В тот момент, как он вставил отмычку в замок у правой руки суфражистки, Персиваль почувствовал резкую боль в правой ступне.
— Мисс Голдштейн, я считал вас доброй леди, но теперь я должен зафиксировать это, как нападение на представителя закона, — Грейвс нахмурился и посмотрел на девушку из-под густых бровей. Этот взгляд всегда несколько охлаждал пыл нарушителей. Но видимо, на девушку он не произвел должного эффекта, потому что она засмеялась:
— Ох, простите, сэр, я оступилась. И вообще, я не стану подчиняться законам, в принятии которых я не участвовала, и власти, которая не представляет моих интересов.
Грейвс решил не начинать спор, раздумывая, большой ли будет синяк на ступне после ее каблука. Он несколькими четкими движениями снял замки с цепей, и они с громким звоном рухнули к ногам девушки.
Почувствовав свободу, Голдштейн резко метнулась в сторону, но мокрая длинная юбка липла к ногам и сковывала движения. Поэтому Грейвс, подхватив с земли зонт, в два шага нагнал девушку и крепко сжал ее локоть:
— Куда же вы спешите, мисс, или вы хотите, чтобы я приписал вам побег?
На что Голдштейн лишь дернула локтем так, чтобы ударить констебля в бок посильнее.
— Что же я вам сделал, мисс? — удивленный такой агрессией, спросил Персиваль.
— Такие, как вы, пытают кормлением моих подруг по движению, мешают нашей борьбе, — не унималась девушка.
— Замуж вам пора, — произнес Грейвс, бросив быстрый взгляд на строгий профиль.

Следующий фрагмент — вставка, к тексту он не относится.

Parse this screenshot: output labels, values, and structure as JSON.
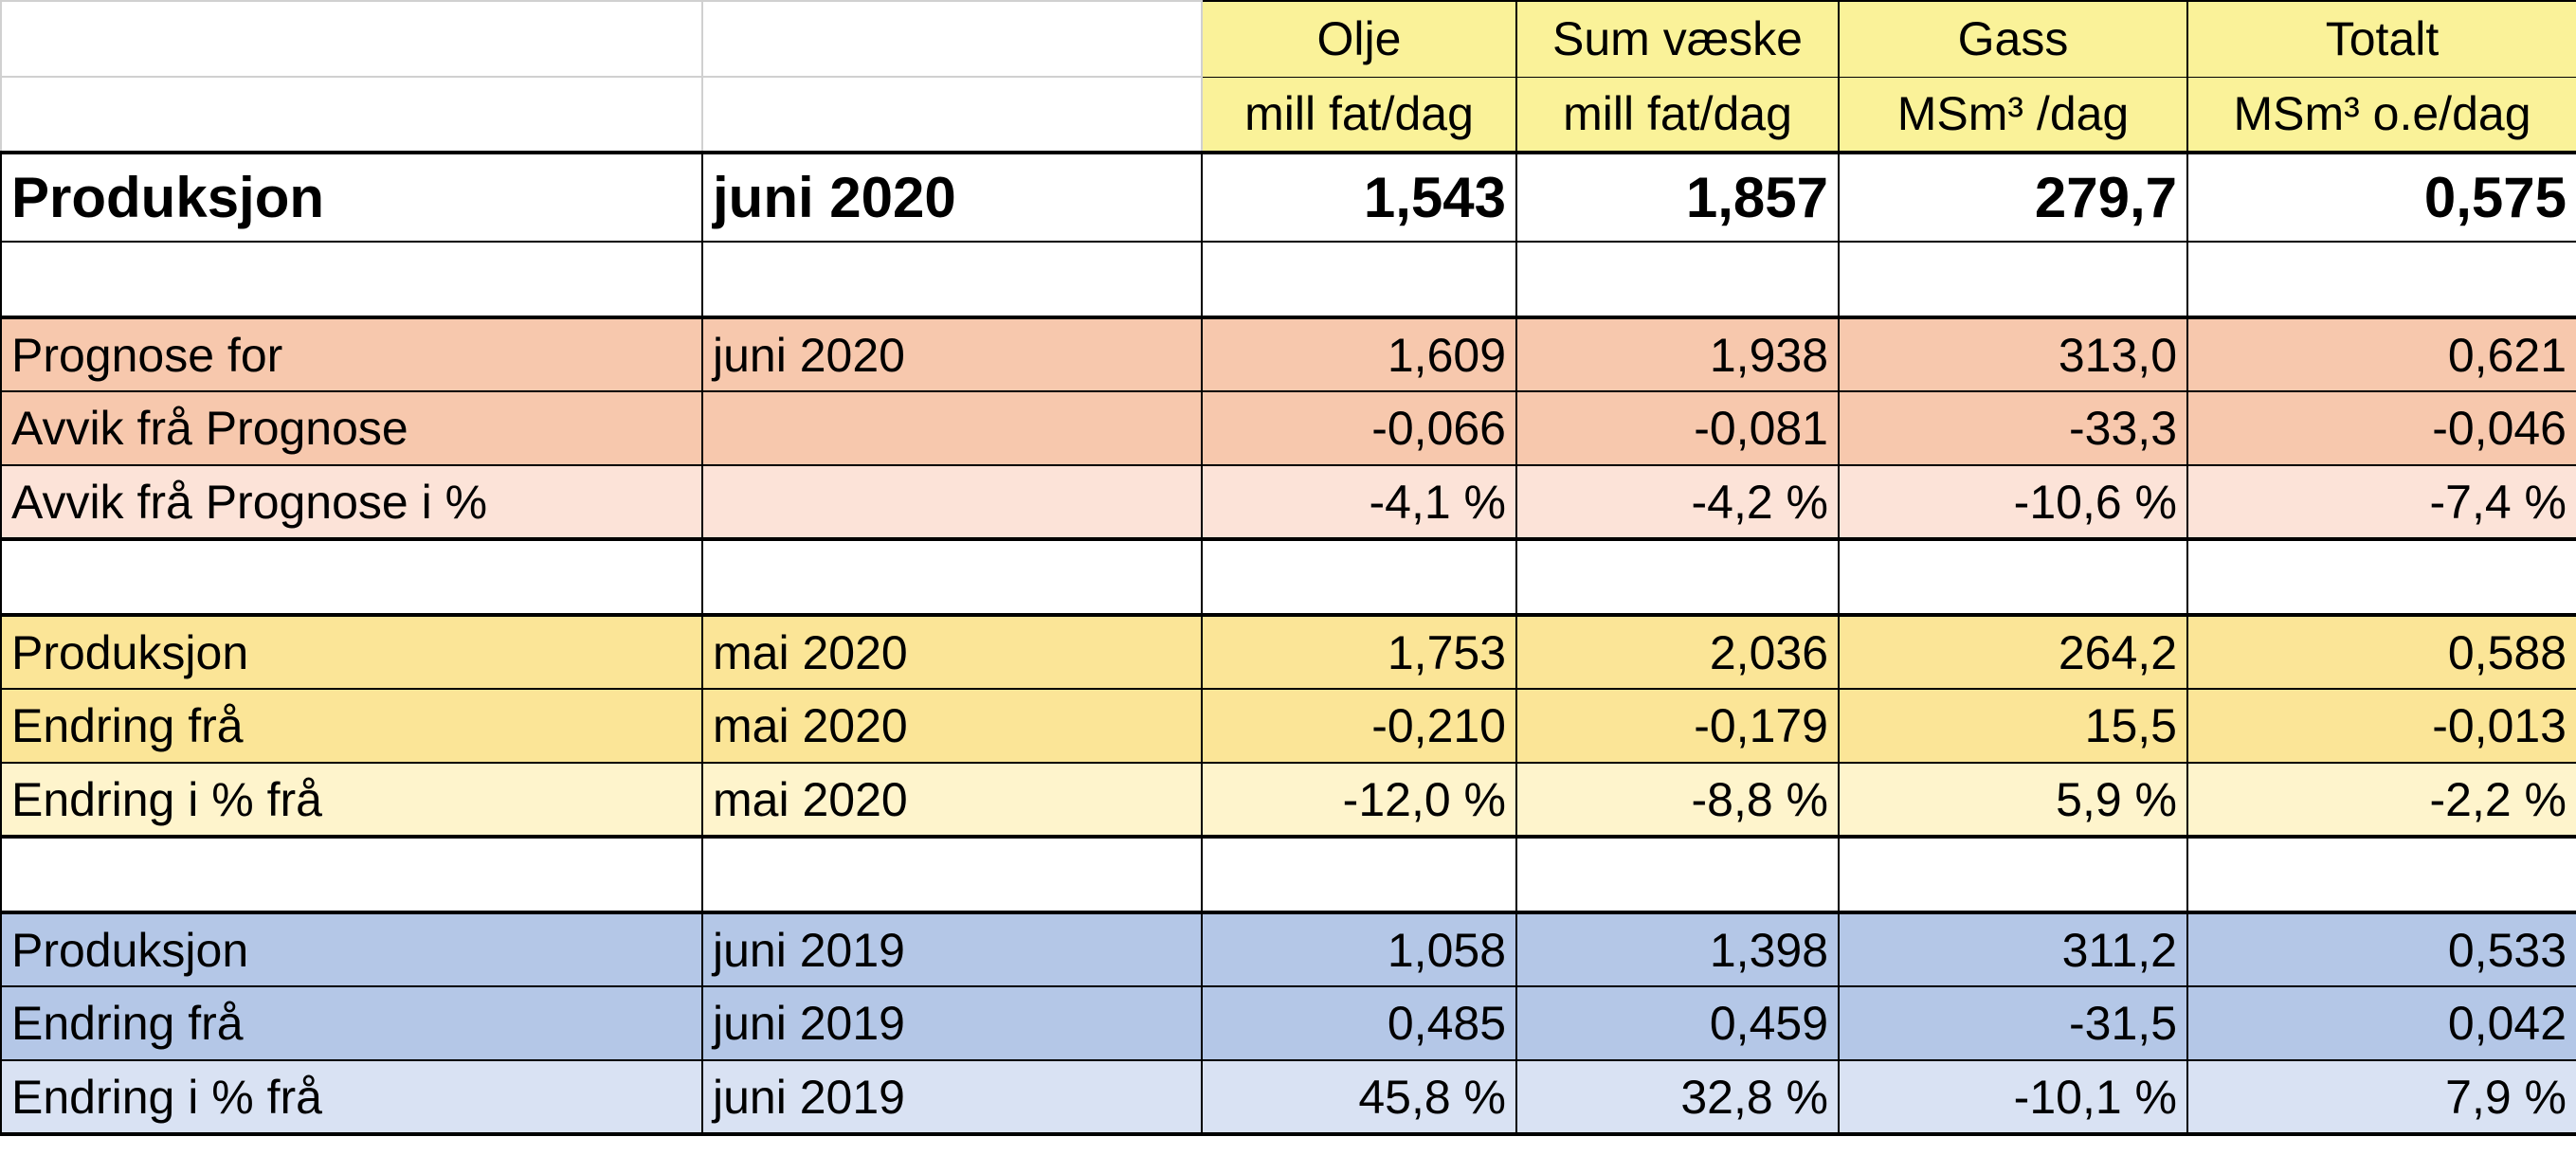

— Типичный ответ мужчины, которому нет дела до желаний женщины, — возмущённо воскликнула Голдштейн, — я хочу иметь право решать, что я сама хочу делать со своей жизнью и своим телом.
— Мисс, я вовсе не хотел вас обидеть, — произнес Грейвс, повернувшись к девушке и встретившись с серьезным взглядом карих глаз, — я просто хочу, чтобы вы боролись за свои права, не нарушая законов.

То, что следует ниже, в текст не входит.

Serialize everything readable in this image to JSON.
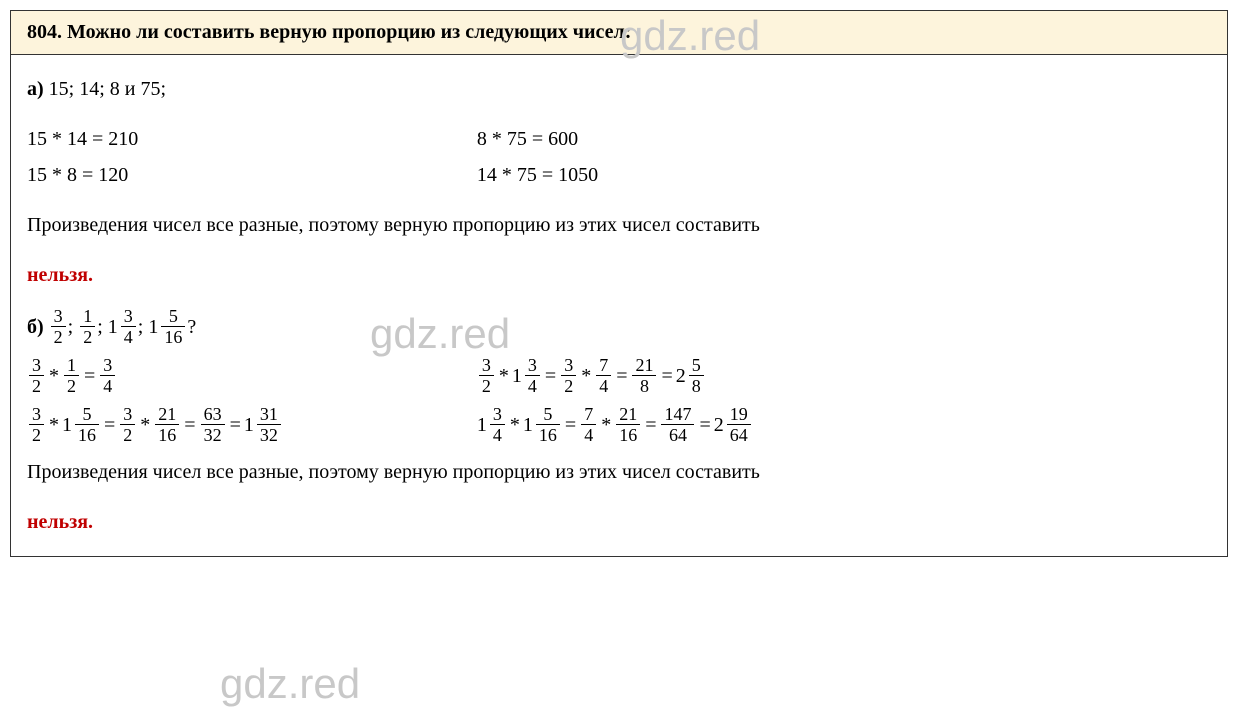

— А мы и не хотим быть нарушительницами законов, мистер констебль, мы хотим их создавать, — произнесла девушка и отвернулась, продолжая молчать на всем пути до участка.
Грейвс раздумывал над ее словами, украдкой рассматривая девушку. Он, действительно, понимал, что в ее речах есть истина. Ведь уже начало 20 века: вокруг происходят такие удивительные вещи, как полеты на самолёте, изобретение автомобиля, возможность запечатлевать события не только в статичных фотографиях, но и движение объектов на пленку, а женщины до сих пор не могут участвовать полноценно в жизни общества.

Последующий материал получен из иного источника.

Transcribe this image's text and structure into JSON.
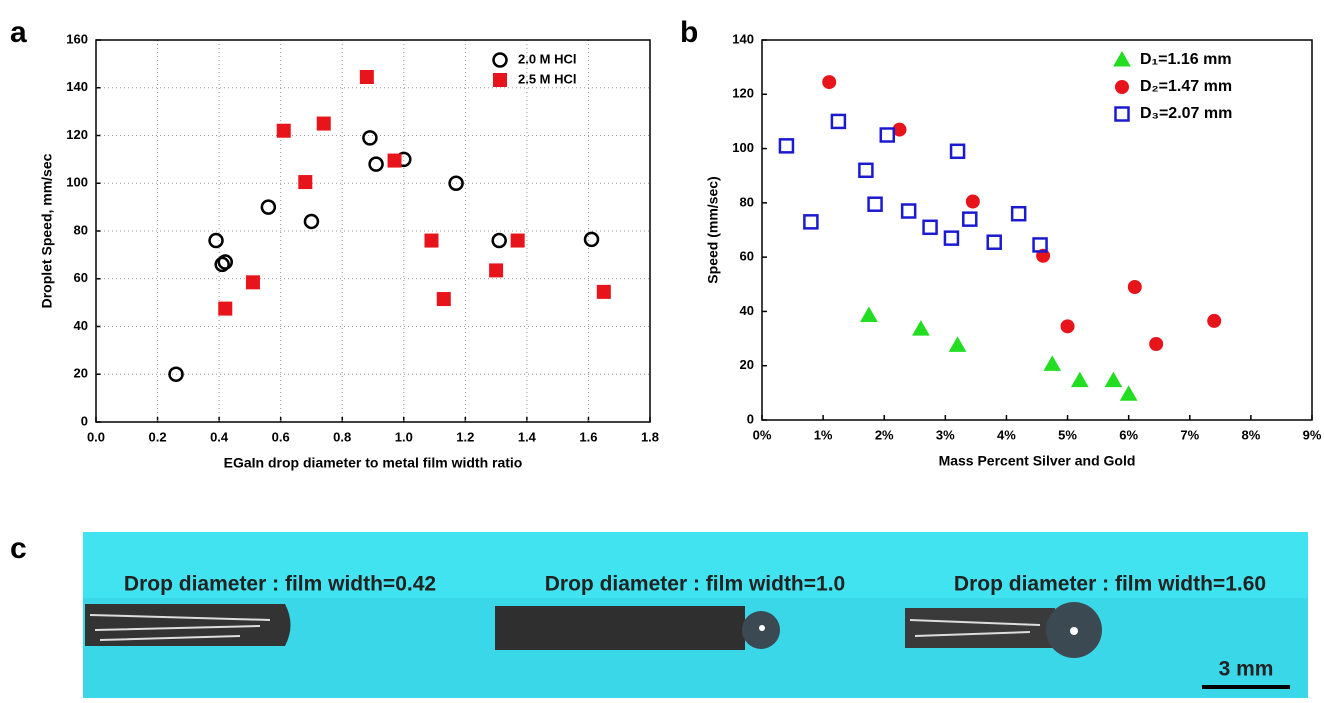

Грейвс считал, что именно эти доводы, а не благодарная улыбка за горячий чай в участке, не притягательный взгляд темных глаз на красивом лице и не резвый ум и пылкий нрав, переубедили его предъявлять обвинения и задерживать суфражистку Голдштейн. Персиваль отпустил ее, выписав штраф, и под смешки и странные взгляды коллег проводил до выхода из участка.
И вот спустя неделю скучных патрулей, опасных задержаний и ночных мечтаний о точеных скулах, розовых губах и хрупких запястьях Порпентины Голдштейн, Грейвс подошел к своему полицейскому участку и заметил столпотворение людей вокруг. Окна на первом этаже здания были разбиты. Протолкавшись сквозь толпу и войдя в помещение, Грейвс направился к своему столу, что стоял аккурат у разбитого окна. Все бумаги были завалены осколками и в самом центре стола лежал булыжник. Грейвс взял его в руку, и вдруг на стол соскользнула из- под камня свернутая бумажка.
«Простите, мистер констебль, но если политики нас не слышат, удар нужно наносить по тому, что господа особенно ценят. Ничего личного.»
Грейвс смял записку в кулаке и улыбнулся от предчувствия скорой встречи с этой просто невыносимой и тем самым настолько притягательной дамочкой.